Chun Doo-hwan prese il potere nel 1979 dopo un colpo di stato (in cui il presidente in carica venne assassinato), instaurando la Legge marziale. Questa dittatura durò fino al 1988, quindi è facile dedurre che la rivolta non andò bene.

In realtà, fu un vero massacro: la repressione ad opera dell’esercito sudcoreano portò a un numero di vittime stimato tra le diverse centinaia ed alcune migliaia. La dittatura e l’esercito coprirono le loro violenze e il massacro usando la propaganda della “rivolta comunista” come copertura, tanto per cambiare.

Solo anni dopo, una volta instaurato un regime democratico, la verità iniziò a venire a galla, portando anche alla condanna (nel 1997) di Chun Doo-hwan (che poi venne graziato in seguito…).

Nel 2002 fu creato un cimitero nazionale per le vittime del massacro e il 18 maggio venne dichiarata giornata nazionale di commemorazione.

 

Il film racconta i terribili giorni della rivolta e, complice il ritmo e i tempi dilatati della narrazione, ci mostra la crudeltà e la violenza in atto. La storia mostra anche il ruolo importante dei tassisti della città durante la rivolta, essendo in pratica gli unici in grado di trasportare i feriti o supportare gli spostamenti strategici dei manifestanti.
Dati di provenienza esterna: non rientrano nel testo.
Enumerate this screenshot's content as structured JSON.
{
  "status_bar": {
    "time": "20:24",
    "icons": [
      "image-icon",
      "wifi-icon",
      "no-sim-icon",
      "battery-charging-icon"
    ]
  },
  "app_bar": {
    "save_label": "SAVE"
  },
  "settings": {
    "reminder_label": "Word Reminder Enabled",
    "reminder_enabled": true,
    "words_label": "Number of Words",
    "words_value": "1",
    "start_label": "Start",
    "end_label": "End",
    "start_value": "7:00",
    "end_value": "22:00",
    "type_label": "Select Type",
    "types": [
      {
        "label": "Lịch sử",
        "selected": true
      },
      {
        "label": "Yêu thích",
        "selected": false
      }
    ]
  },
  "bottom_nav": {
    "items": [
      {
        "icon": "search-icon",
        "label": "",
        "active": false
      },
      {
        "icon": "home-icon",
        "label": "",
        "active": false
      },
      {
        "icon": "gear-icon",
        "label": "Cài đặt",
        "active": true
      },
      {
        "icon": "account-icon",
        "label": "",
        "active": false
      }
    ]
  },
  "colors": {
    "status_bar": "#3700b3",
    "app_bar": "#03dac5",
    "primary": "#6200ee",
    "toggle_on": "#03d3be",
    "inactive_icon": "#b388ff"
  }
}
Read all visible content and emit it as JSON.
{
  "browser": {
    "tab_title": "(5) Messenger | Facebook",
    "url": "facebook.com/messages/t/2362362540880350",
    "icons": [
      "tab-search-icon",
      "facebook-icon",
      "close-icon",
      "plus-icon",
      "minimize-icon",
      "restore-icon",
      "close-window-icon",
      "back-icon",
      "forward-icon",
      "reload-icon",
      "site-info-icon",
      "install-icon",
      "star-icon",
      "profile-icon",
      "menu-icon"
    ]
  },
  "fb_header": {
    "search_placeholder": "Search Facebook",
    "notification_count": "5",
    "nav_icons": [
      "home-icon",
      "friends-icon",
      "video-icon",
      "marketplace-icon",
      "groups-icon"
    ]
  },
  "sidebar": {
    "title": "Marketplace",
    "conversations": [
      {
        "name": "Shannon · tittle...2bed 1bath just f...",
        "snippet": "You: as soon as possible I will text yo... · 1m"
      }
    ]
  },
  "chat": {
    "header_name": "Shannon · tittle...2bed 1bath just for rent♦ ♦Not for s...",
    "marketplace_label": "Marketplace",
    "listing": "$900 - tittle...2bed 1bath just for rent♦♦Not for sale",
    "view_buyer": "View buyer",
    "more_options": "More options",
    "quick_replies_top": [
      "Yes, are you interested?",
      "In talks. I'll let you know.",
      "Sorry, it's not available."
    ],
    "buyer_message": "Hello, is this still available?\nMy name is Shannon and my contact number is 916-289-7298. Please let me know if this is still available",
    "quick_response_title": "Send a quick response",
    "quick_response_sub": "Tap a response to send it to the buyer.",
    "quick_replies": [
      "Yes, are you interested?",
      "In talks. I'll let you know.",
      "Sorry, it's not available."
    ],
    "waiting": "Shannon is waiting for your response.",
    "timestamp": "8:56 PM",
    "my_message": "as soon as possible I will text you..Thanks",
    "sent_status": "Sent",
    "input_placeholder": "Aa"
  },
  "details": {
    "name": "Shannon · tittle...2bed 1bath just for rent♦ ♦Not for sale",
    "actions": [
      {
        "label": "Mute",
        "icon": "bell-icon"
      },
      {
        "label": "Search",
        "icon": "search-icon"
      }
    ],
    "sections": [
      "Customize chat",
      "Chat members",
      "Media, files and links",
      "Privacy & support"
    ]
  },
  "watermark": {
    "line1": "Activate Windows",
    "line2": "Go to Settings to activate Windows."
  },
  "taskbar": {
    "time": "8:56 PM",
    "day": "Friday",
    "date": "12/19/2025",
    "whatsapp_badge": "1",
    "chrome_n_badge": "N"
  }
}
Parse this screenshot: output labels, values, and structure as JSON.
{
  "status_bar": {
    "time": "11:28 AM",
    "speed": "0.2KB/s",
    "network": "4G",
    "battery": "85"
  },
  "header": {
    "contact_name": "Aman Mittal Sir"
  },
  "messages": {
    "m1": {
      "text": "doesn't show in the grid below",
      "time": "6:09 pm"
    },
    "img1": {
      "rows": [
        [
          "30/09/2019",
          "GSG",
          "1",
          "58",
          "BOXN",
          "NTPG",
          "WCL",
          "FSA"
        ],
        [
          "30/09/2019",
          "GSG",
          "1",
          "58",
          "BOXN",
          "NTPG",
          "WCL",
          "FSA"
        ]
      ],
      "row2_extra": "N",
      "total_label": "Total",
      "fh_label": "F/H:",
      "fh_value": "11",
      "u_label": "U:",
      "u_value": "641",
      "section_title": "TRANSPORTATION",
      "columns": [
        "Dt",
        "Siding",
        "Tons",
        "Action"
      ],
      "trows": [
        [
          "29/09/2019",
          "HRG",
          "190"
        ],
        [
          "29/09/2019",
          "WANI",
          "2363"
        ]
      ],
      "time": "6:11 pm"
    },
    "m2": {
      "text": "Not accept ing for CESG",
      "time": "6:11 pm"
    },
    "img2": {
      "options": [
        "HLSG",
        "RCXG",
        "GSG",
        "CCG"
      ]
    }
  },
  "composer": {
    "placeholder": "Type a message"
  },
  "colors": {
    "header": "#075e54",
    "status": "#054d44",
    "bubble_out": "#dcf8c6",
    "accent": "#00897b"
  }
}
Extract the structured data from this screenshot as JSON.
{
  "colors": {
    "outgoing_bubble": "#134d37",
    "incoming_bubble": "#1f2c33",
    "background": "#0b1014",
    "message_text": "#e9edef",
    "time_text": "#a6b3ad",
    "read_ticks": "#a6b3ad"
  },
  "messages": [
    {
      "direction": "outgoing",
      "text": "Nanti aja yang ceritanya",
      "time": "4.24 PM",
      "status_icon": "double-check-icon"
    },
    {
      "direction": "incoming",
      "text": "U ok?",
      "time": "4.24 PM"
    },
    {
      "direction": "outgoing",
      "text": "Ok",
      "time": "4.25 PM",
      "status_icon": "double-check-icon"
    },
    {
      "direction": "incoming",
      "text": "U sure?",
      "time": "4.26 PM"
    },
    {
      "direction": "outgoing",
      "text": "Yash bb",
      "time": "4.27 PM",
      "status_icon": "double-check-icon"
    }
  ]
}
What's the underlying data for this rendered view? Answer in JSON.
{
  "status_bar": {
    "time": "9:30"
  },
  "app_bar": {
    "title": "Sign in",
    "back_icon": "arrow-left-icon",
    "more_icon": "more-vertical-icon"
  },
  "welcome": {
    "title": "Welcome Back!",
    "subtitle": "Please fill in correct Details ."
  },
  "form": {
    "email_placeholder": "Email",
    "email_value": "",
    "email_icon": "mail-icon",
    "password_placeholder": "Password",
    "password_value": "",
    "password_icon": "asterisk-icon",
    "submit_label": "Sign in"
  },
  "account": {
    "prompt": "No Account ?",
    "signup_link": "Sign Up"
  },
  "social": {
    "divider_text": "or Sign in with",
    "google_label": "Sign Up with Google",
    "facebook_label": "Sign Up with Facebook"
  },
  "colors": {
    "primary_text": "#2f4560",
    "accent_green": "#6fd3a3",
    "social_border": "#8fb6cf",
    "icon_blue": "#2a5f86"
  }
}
Le vicende sono essenzialmente mostrate tramite gli occhi del tassista protagonista: un ex militare inizialmente incredulo e scettico sulle violenze dell’esercito, ma che poi deve fare i conti con la spaventosa realtà. Ed è proprio questa realtà (relativa alla violenza del potere, alla crudeltà del regime, al massacro operato dell’esercito) che lo trasforma profondamente, portandolo ad essere una persona diversa.

Ogni dolore, sofferenza e ingiustizia a cui ha assistito in quei giorni lo marchia inevitabilmente nel profondo, e questa è una cosa dalla quale non si sfugge.

Il tassista e il giornalista sono ispirati a persone reali e a quello che davvero hanno vissuto in quei giorni.

 

In Italia, siamo reduci dai crimini commessi dal governo e dagli sbirri a Genova nel 2001, dove manifestanti e movimenti (di ogni età ed estrazione) sono stati vittima di violenze e torture, culminate nell’assassinio di Carlo Giuliani. Questi sono stati eventi che, con la complicità dei partiti di sinistra (?) che hanno disertato nei fatti a supportare le vittime nei mesi e negli anni successivi, hanno distrutto (in pratica) un movimento che davvero stava cambiando le cose.

La speranza è che tutto questo ci aiuti a capire come alcuni movimenti, tante proteste (leggi: quello che succede oggi in difesa della Palestina o a supporto delle lotte di molti lavoratori) vadano supportate da tutte e tutti. Perché è in ballo qualcosa di più grande, legato alla nostra umanità e alla nostra dignità.

Perché il potere è sempre pronto a colpire duro. E noi tutti abbiamo il dovere, la necessità e la forza di colpire ancora più forte.